SchultzS14Billie Jean King, having refused Riggs once, took up his challenge in the wake of the Court defeat. For weeks, media attention swirled around “The Battle of the Sexes.” King and Riggs would play a best of five sets match at no less storied a venue than the Houston Astrodome, in 1973 known more as a wonder of the modern world than as the leaky home of a bad baseball team.

Riggs approached the duel as part vaudeville, part tennis. King, an ardent advocate of women’s equality, saw it as a huge opportunity to make a statement. “King was playing not just for public acceptance of the women’s game,” said an ESPN The Magazine profile years later, “but also an opportunity to prove her gender’s equality at a time when women could still not obtain a credit card without a man’s signature.”

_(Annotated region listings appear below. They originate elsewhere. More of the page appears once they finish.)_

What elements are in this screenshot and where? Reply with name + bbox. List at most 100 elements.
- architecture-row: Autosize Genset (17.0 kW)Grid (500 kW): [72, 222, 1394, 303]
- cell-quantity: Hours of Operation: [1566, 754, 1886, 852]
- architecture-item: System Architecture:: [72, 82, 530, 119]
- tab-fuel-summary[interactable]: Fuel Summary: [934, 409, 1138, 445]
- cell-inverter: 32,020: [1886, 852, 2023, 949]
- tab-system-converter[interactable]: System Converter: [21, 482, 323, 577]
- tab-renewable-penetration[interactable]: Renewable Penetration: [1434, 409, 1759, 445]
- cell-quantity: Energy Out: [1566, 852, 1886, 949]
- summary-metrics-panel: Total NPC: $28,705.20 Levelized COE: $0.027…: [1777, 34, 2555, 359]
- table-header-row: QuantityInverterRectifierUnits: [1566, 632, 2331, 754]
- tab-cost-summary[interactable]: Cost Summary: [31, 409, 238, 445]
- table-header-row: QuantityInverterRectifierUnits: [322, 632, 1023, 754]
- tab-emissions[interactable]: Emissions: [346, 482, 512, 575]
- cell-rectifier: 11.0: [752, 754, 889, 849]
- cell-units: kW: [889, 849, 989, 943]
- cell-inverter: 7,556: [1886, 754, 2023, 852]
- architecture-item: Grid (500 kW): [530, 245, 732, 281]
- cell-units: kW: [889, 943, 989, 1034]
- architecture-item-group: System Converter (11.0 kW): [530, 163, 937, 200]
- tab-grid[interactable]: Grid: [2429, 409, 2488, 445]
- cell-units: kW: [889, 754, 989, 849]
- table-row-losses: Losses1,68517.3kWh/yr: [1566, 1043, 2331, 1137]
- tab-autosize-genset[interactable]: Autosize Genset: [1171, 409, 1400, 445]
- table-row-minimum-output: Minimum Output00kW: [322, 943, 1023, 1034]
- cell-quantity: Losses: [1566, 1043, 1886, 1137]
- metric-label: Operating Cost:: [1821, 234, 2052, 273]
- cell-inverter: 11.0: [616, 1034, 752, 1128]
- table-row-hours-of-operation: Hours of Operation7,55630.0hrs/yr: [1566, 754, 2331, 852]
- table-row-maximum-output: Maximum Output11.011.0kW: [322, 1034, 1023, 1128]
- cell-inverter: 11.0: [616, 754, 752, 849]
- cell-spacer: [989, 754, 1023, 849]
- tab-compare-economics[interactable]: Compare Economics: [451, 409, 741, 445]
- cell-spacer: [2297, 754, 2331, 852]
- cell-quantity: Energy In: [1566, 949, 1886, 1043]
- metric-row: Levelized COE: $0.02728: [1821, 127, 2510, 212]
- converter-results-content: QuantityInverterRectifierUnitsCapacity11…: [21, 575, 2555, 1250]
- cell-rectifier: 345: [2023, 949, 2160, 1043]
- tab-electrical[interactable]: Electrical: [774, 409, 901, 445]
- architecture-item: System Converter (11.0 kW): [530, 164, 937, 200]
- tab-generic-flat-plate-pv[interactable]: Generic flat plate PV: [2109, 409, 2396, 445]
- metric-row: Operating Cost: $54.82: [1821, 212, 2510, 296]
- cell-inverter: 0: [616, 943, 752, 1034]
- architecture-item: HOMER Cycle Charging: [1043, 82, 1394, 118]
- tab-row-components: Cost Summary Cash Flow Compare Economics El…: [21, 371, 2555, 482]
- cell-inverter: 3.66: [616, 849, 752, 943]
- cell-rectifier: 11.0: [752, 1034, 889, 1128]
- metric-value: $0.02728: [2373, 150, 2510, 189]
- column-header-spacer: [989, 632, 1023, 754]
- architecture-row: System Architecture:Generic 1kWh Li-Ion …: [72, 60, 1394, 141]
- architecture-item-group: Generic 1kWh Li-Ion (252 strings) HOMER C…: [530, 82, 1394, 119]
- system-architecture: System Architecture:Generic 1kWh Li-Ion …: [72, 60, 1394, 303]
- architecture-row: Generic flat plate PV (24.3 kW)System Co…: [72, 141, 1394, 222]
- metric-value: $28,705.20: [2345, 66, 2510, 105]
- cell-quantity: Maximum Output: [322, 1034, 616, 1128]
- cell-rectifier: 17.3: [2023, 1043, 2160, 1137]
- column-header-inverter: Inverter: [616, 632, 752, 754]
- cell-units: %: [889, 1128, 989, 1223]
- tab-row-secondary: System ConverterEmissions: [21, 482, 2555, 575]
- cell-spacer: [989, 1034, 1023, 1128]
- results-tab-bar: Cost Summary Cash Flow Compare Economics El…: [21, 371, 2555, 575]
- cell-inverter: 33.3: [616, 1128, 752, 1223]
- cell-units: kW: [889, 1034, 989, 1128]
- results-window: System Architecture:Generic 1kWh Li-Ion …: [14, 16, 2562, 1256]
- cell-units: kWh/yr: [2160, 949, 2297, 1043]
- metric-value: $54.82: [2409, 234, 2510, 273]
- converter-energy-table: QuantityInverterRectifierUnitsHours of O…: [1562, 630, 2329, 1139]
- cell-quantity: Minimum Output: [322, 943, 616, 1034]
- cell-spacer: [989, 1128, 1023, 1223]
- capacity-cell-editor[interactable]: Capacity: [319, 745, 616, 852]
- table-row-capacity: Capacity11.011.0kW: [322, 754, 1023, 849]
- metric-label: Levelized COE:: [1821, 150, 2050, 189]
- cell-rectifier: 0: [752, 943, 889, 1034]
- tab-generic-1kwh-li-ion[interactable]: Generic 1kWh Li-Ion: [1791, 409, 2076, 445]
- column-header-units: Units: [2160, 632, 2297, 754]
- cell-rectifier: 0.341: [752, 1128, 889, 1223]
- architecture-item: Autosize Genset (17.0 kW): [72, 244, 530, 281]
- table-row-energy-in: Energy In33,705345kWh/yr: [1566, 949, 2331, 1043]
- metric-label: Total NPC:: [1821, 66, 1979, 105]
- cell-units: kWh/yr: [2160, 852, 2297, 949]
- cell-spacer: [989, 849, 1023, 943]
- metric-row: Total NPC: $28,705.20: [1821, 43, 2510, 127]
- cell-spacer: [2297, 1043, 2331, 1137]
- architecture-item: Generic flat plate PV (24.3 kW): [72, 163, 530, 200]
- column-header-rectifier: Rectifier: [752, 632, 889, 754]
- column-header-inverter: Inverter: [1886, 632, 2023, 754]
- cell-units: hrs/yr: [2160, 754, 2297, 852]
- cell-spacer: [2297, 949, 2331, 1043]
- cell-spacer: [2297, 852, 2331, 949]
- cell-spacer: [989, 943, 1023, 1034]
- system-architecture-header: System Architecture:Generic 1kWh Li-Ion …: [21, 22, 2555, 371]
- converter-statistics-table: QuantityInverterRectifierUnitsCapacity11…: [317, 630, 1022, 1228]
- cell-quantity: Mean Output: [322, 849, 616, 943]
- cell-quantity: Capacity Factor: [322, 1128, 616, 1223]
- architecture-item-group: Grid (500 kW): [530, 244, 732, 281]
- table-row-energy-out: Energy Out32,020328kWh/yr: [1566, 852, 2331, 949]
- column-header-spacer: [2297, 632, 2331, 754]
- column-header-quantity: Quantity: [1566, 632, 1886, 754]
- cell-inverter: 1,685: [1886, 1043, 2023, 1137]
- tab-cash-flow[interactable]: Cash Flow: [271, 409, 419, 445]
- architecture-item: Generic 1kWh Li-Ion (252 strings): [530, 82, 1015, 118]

As Jaime Schultz relates in her new book Qualifying Times: Points of Change in U.S. Women’s Sport, the match was only part of a watershed year for women in sports:

More than thirty thousand people gathered in the Houston Astrodome, while another ninety million television viewers in more than forty different countries tuned in to see King wallop Riggs in three straight sets. In the end, the match “legitimized women’s tennis,” wrote King. “It was the culmination of an era, the noisy conclusion to the noisiest three years in the history of the women’s game.”

The King-Riggs match provided the seed capital for the champion to launch the magazine womenSports the following year. As King’s then husband remembers, she had been thumbing through an issue of Sports Illustrated, condemning the lack of women in its coverage. He suggested she start her own magazine, to which she replied, “Let’s do it.” Women were also beginning to make headway in the media’s traditionally male bastions. After a year of struggle, the National Hockey League allowed postgame locker-room access to journalists Robin Herman and Marcel St. Cyr. “It was at the height of the women’s movement,” Herman later said. “It was important to be bold. It was a matter of equity.” During that time, Sports Illustrated reporter Melissa Ludtke and her employer, Time, Inc., successfully sued Major League Baseball and its commissioner, Bowie Kuhn, in order to gain access to locker-room interviews for all journalists, regardless of sex.